Fangtong Passed CP Bio’s On-Site Supplier Quality Audit

On November 5, 2025, a delegation of experts from CP Bio visited Fangtong for a two-day on-site supplier quality audit. The assessment, conducted in accordance with Veterinary Drug GMP standards and relevant regulatory requirements, aimed to verify the compliance and effectiveness of Fangtong’s quality management system, ensuring continuity and stability in product supply to meet CP Bio’s production and quality needs. Fangtong General Manager Mr. Tang Jianhua, together with heads of relevant departments, warmly received the visiting team and engaged in in-depth discussions and exchanges.

As a wholly owned subsidiary of the Charoen Pokphand Group, CP Bio is a global biotechnology enterprise deeply engaged in the fields of animal health, human health, and environmental health. The company has achieved significant results in animal pharmaceuticals, feed additives, pet products, APIs, dietary supplements, food additives, and environmental protection products. With a full-industry-chain mindset, CP Bio adheres to its core brand strategy of “comprehensive and effective,” building differentiated competitive advantages. Through proven large-scale solutions and practical, results-oriented products, the company continues to meet the public’s expectations for healthier lives while enhancing communication efficiency and value interaction with customers and markets.

During the meeting, Fangtong’s Quality Director, Ms. He Yan, provided a comprehensive briefing on the operation of Fangtong’s production and quality management system, GMP compliance, performance results, and ongoing improvement initiatives. CP Bio’s representatives then outlined the background, objectives, work plan, specific requirements, and audit schedule of this assessment, laying a solid foundation for the efficient and orderly execution of the subsequent audit activities.

Following the discussions, Fangtong staff accompanied the CP Bio expert group on a site tour of the manufacturing facilities, where they examined the overall operation of equipment and infrastructure.

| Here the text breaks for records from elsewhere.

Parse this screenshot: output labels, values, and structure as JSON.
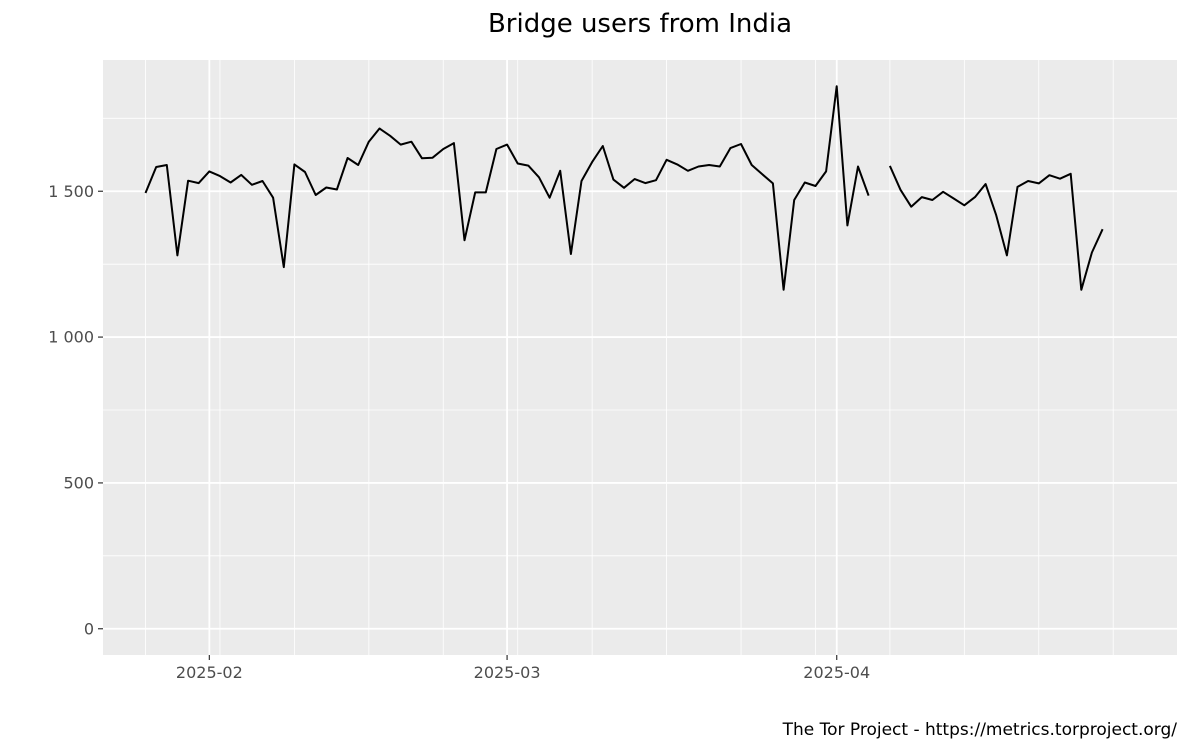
{
  "chart_data": {
    "type": "line",
    "title": "Bridge users from India",
    "caption": "The Tor Project - https://metrics.torproject.org/",
    "xlabel": "",
    "ylabel": "",
    "xlim": [
      "2025-01-22",
      "2025-05-03"
    ],
    "ylim": [
      -90,
      1950
    ],
    "x_ticks": [
      {
        "date": "2025-02-01",
        "label": "2025-02"
      },
      {
        "date": "2025-03-01",
        "label": "2025-03"
      },
      {
        "date": "2025-04-01",
        "label": "2025-04"
      }
    ],
    "y_ticks": [
      {
        "value": 0,
        "label": "0"
      },
      {
        "value": 500,
        "label": "500"
      },
      {
        "value": 1000,
        "label": "1 000"
      },
      {
        "value": 1500,
        "label": "1 500"
      }
    ],
    "grid": true,
    "legend": "none",
    "colors": {
      "panel": "#ebebeb",
      "grid": "#ffffff",
      "line": "#000000"
    },
    "series": [
      {
        "start_date": "2025-01-26",
        "values": [
          1494,
          1583,
          1590,
          1280,
          1536,
          1528,
          1568,
          1552,
          1530,
          1556,
          1522,
          1535,
          1478,
          1240,
          1592,
          1566,
          1487,
          1513,
          1506,
          1614,
          1590,
          1670,
          1715,
          1690,
          1660,
          1670,
          1613,
          1615,
          1645,
          1665,
          1332,
          1496,
          1496,
          1645,
          1660,
          1595,
          1588,
          1548,
          1478,
          1570,
          1285,
          1535,
          1600,
          1655,
          1540,
          1512,
          1542,
          1528,
          1538,
          1608,
          1592,
          1570,
          1585,
          1590,
          1585,
          1648,
          1662,
          1590,
          1558,
          1527,
          1162,
          1470,
          1530,
          1518,
          1568,
          1860,
          1383,
          1585,
          1485,
          null,
          1587,
          1505,
          1447,
          1480,
          1470,
          1498,
          1475,
          1452,
          1480,
          1525,
          1418,
          1280,
          1515,
          1535,
          1527,
          1555,
          1543,
          1560,
          1162,
          1290,
          1370
        ]
      }
    ]
  }
}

The delegation focused particularly on key areas including production equipment, process workflows, raw and auxiliary material warehouses, and finished-product storage. They also reviewed inspection records for raw materials and finished products, laboratory data comparisons, implementation of biosafety measures, and supplier qualification documents, paying close attention to the robustness of Fangtong’s quality management system and production standards.

Fangtong and CP Bio have long maintained a close, stable, and mutually trusting partnership. Upholding the corporate philosophy of “Creating masterpiece, Innovation leads to glory,” Fangtong remains committed to quality first and innovation-driven development. The company strictly adheres to GMP standards throughout the entire production process to ensure product reliability and professional, efficient service. Looking ahead, Fangtong will continue to stay true to its mission, advance with determination, strengthen its R&D, manufacturing, and integrated service capabilities, and strive to provide partners and customers with high-quality, safe, and effective health products.